When will visits resume? As of mid-July, 30 states permitted nursing homes to proceed with outdoor visits with strict rules for distancing, monitoring and hygiene. The CMS guidelines suggest that nursing homes continue prohibiting any visitation, until they have gone at least 28 days without a new COVID-19 case originating on-site (as opposed to a facility admitting a coronavirus patient from a hospital). CMS says that these facilities should also meet several additional benchmarks, which include:

  • a decline in cases in the surrounding community
  • the ability to provide all residents with a baseline COVID-19 test and weekly tests for staff
  • enough supplies of personal protective equipment (PPE) and cleaning and disinfecting products; and
  • no staff shortages.

Where visits are permitted, it should be only by appointment and in specified hours.
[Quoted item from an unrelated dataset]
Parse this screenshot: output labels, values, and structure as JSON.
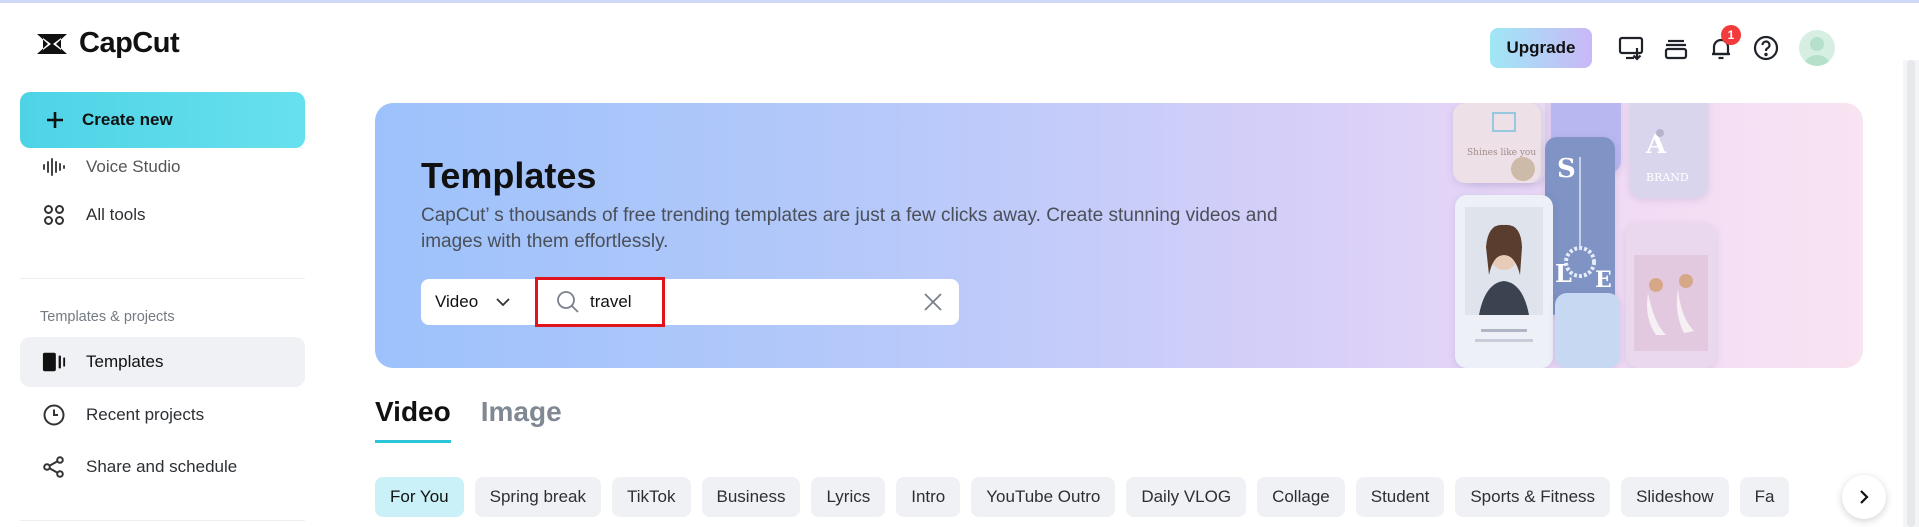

In some states, only one or two people can visit a particular resident at a time. Even those states allowing indoor visits are suggesting that families meet loved ones outdoors. Research has shown that the virus spreads less in open air.

Health checks on visitors. The federal guidelines call for everyone entering a facility to undergo 100% screening. However, the CMS recommendations don’t address testing visitors for COVID-19.

Masks. The federal guidelines say visitors should be required to “wear a cloth face covering or face mask for the duration of their visit,” and states that allow visitation are doing so. The guidelines also ask nursing homes to make certain that visitors practice hand hygiene. However, it doesn’t say whether facilities should provide masks or sanitizer.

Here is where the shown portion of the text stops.